È altamente improbabile che Donald Trump sappia chi sia Tomasi di Lampedusa. Ma cambiare tutto perché nulla cambi sembra essere il risultato di questo mese rocambolesco di diplomazia. Il mese era cominciato a Città del Vaticano ai funerali di Papa Francesco il 26 aprile con l’ormai iconico tête-à-tête fra il Presidente americano e quello ucraino Zelensky all’interno di San Pietro. È continuato a Kyiv con il viaggio dei cosiddetti “volenterosi” europei. È naufragato ad Istanbul in negoziati fra le parti che non sono mai partiti. Si è concluso tragicamente con gli ennesimi attacchi russi di questo weekend. A parte lo straziante scambio di prigionieri, il risultato è un sostanziale nulla di fatto e dobbiamo prepararci ad una guerra ancora lunga, che la Russia non ha nessuna intenzione di concludere.

La matassa che non sa sbrogliare

Eppure i paletti si erano spostati in punti fino a sei mesi fa impensabili. Il primo, ormai palese, è che gli Stati Uniti non solo hanno abbandonato il sostegno all’Ucraina ma ora anche una qualsiasi velleità di negoziare una tregua, che è forse la conclusione principale della girandola di questo mese. Dopo il colloquio telefonico con Putin la scorsa settimana, questo è per grosse linee quanto Trump sembra aver fatto trapelare al Gruppo dei volenterosi.
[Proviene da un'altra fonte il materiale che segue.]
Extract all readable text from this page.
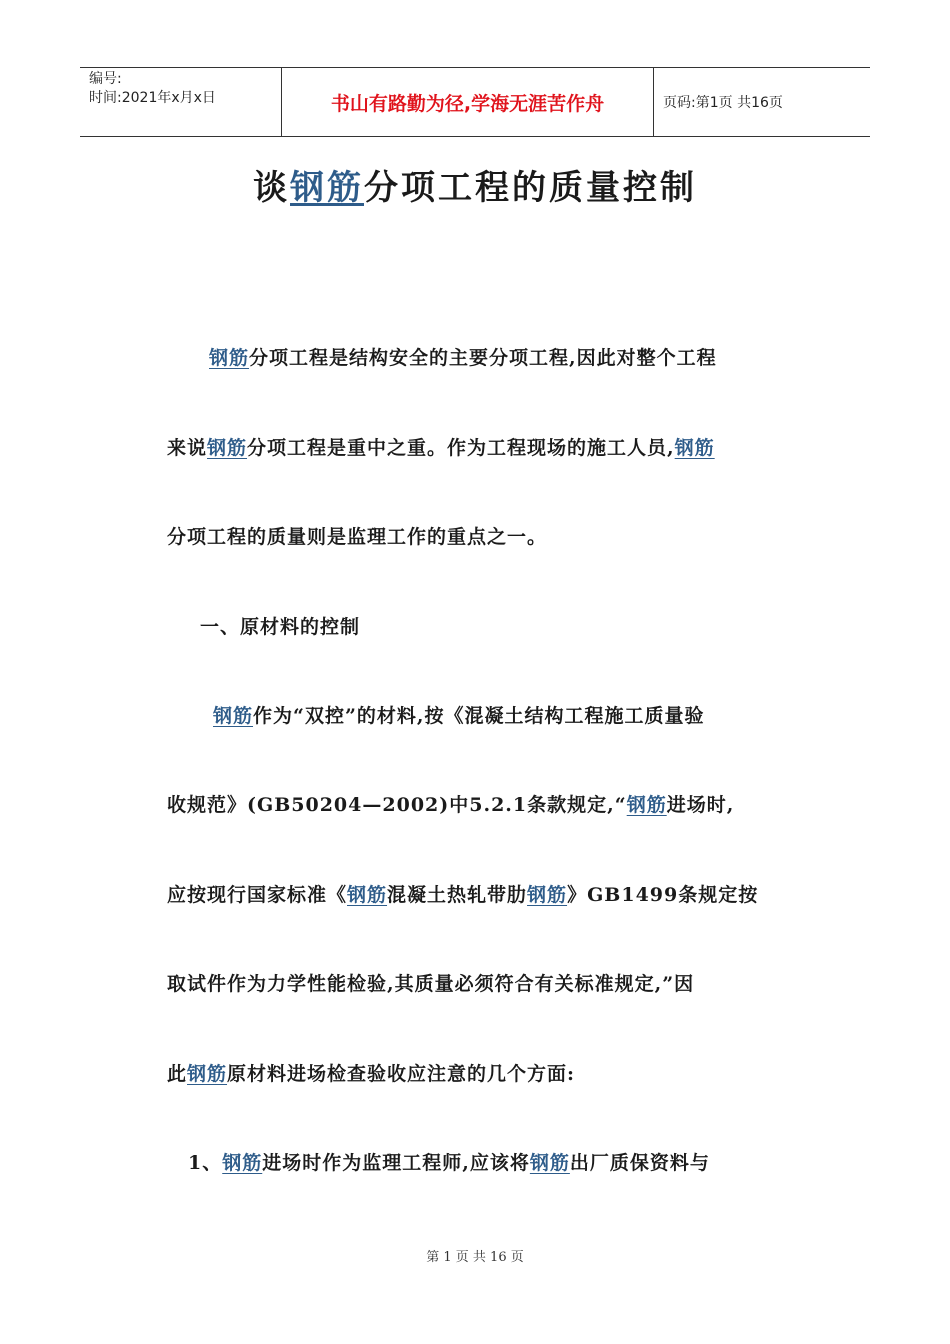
编号:
时间:2021年x月x日	书山有路勤为径,学海无涯苦作舟	页码:第1页 共16页
谈钢筋分项工程的质量控制
钢筋分项工程是结构安全的主要分项工程,因此对整个工程
来说钢筋分项工程是重中之重。作为工程现场的施工人员,钢筋
分项工程的质量则是监理工作的重点之一。
一、原材料的控制
钢筋作为“双控”的材料,按《混凝土结构工程施工质量验
收规范》(GB50204—2002)中5.2.1条款规定,“钢筋进场时,
应按现行国家标准《钢筋混凝土热轧带肋钢筋》GB1499条规定按
取试件作为力学性能检验,其质量必须符合有关标准规定,”因
此钢筋原材料进场检查验收应注意的几个方面:
1、钢筋进场时作为监理工程师,应该将钢筋出厂质保资料与
第 1 页 共 16 页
Al netto del melodramma sull’accordo delle terre rare ucraine, gli Stati Uniti si stanno evidentemente sfilando da una matassa che non sono in grado di sbrogliare.

Il pacchetto di sanzioni

Questo lascia noi europei con altri paletti conficcati in punti piuttosto impervi. Il piano Rearm (o Readiness) sta a tutti gli effetti entrando nelle logiche anche di bilancio della strategia europea, con tutto ciò che ne consegue in termini di complessi negoziati interni. Il diciassettesimo pacchetto di sanzioni approvato la scorsa settimana, seppur lodevole dal punto di vista dell’unità, dimostra invece la crescente inadeguatezza di questo strumento. Possiamo bloccare la “flotta ombra” russa, ma Mosca si è ormai convertita in un’economia di guerra e sembra assorbire perfettamente l’urto delle sanzioni. L’Europa non è considerata un interlocutore credibile da Mosca (e questo si sapeva) né tantomeno un “ponte” da Washington (vedasi il rilancio di Trump sui dazi). Rimaniamo così nel guado del sostegno militare a Kyiv sine die, irreprensibile da un punto di vista morale ma difficilmente sostenibile senza copertura americana.

Il prezzo della guerra

Quelli che pagano il prezzo più alto sono come sempre gli ucraini. La guerra continua ad infliggere sofferenze indicibili alla popolazione civile, di nuovo in questo fine settimana di raid fra i più intensi e violenti in questi oltre tre anni di guerra. I più cinici fra i pacifisti nostrani non ce ne vogliano, ma come ha scritto lo storico Timothy Garton Ash: “nessuno più degli ucraini vuole la pace.” Il punto è che accettare le condizioni non negoziabili russe, fra le quali la cessione delle quattro province orientali che le truppe di Mosca non hanno mai completamente occupato, sarebbe come acconsentire al suicidio assistito e la garanzia che la guerra cominciata nel 2014 vada avanti almeno altri dieci anni.

I russi lo sanno

Dopotutto, è stato proprio questo il messaggio di Vladimir Medinsky, il capo della delegazione del Cremlino arrivata ad Istanbul per gli pseudo-negoziati. Nel diciottesimo secolo, la Russia combatté contro gli svedesi per 21 anni nella Grande Guerra del Nord (1700-1721) fino ad averne ragione. Quindi gli ucraini possono abbandonare ogni speranza di un compromesso a breve. Si è sempre detto che da Napoleone a Hitler il “Generale inverno” e gli spazi sconfinati siano le armi russe più brutali ed efficaci. Medinsky ci ha ricordato che la Russia ha storicamente anche dalla sua un margine di sopportazione e una dimensione temporale che esulano da scadenze elettorali e malumori della popolazione. È molto probabile che i russi sappiano perfettamente chi sia Tomasi di Lampedusa e che questo mese sciagurato sia trascorso esattamente come loro auspicavano.